Começando pelo parque de estacionamento, passando pela recepção, restaurante, jardim, quartos… o Hotel Villa Batalha tem todos os seus espaços adaptados a pessoas com necessidades especiais. Com uma arquitectura moderna, este hotel possui 93 quartos e suites espaçosos, 8 deles já equipados para receber pessoas com mobilidade reduzida. Os restantes quartos estão preparados para neles poderem ser instaladas barras de apoio amovíveis, o que permite ao visitante escolher o quarto onde quer ficar, que pode facilmente ser adaptado às suas necessidades.
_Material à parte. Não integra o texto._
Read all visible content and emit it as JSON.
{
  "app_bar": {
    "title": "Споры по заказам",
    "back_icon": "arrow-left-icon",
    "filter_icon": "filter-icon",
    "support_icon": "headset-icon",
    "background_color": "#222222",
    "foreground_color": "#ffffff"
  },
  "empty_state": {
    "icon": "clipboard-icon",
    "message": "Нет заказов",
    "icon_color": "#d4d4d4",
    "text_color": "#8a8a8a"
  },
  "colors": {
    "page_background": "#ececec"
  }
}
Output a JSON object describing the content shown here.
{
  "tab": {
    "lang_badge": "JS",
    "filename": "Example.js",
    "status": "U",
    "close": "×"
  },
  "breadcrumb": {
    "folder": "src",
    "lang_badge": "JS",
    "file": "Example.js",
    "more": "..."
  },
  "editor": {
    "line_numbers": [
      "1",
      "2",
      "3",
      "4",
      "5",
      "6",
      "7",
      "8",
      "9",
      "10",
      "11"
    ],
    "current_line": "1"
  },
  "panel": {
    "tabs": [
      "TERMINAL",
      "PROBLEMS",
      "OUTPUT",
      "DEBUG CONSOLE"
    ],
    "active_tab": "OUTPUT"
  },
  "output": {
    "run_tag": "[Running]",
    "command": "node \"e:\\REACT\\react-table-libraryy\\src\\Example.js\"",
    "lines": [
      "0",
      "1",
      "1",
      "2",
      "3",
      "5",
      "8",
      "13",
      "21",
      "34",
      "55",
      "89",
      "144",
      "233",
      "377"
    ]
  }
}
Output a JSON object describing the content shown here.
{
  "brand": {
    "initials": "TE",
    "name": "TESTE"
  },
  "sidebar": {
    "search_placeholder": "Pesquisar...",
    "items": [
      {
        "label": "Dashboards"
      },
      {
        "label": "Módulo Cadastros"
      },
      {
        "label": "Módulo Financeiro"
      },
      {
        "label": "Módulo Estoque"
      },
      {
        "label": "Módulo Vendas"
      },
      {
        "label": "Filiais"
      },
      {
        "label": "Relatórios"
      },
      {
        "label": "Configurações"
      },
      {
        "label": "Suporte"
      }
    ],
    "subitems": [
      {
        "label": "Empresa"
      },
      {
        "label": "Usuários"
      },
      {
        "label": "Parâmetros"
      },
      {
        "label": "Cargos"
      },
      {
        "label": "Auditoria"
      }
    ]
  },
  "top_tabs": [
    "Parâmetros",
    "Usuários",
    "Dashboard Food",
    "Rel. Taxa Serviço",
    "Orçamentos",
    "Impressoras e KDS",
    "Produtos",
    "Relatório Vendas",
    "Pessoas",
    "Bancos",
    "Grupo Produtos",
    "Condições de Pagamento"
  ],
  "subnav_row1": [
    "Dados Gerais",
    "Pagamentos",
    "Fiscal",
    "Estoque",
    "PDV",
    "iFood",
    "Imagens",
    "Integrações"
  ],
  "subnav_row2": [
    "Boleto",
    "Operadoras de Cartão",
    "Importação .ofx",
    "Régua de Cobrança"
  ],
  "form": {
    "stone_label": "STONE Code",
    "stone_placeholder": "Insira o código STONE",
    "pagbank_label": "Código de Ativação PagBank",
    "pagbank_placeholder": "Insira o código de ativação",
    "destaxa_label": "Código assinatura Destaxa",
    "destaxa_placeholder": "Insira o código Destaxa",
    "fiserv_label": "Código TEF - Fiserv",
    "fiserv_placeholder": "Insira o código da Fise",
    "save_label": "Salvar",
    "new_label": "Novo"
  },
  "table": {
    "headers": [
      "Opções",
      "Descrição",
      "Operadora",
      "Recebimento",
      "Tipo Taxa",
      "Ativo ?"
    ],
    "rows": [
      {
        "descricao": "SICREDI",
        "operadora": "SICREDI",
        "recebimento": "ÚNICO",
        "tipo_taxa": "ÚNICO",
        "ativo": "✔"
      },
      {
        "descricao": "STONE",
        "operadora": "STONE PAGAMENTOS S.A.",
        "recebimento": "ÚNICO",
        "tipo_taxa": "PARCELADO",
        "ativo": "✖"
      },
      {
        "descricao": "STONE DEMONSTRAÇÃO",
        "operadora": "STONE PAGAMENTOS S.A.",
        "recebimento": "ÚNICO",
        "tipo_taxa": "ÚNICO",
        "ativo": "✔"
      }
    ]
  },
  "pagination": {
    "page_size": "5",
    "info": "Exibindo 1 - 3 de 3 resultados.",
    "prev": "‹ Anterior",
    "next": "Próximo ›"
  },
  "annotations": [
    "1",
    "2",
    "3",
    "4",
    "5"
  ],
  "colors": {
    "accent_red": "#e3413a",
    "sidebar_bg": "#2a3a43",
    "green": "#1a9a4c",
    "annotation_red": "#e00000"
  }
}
Cada vez mais há pessoas com algum tipo de limitação na

mobilidade a procurar hotéis para fazer umas férias. De acordo com a direcção do hotel: “de há uns anos a esta parte sido feito um esforço adicional em termos de promoção e divulgação, pois sabemos que esta zona não é um destino em si, ainda, e sabemos que quem viaja não viaja só para ficar num hotel. Portanto, temos que conjugar tudo e fazer um esforço no sentido de sensibilizar parceiros para que as pessoas que vêm possam ter também uma componente de actividades para desenvolver”. Para além de portugueses, o hotel já recebeu clientes com mobilidade reduzida da Polónia, do Brasil, do Reino Unido e, mais recentemente, de Israel.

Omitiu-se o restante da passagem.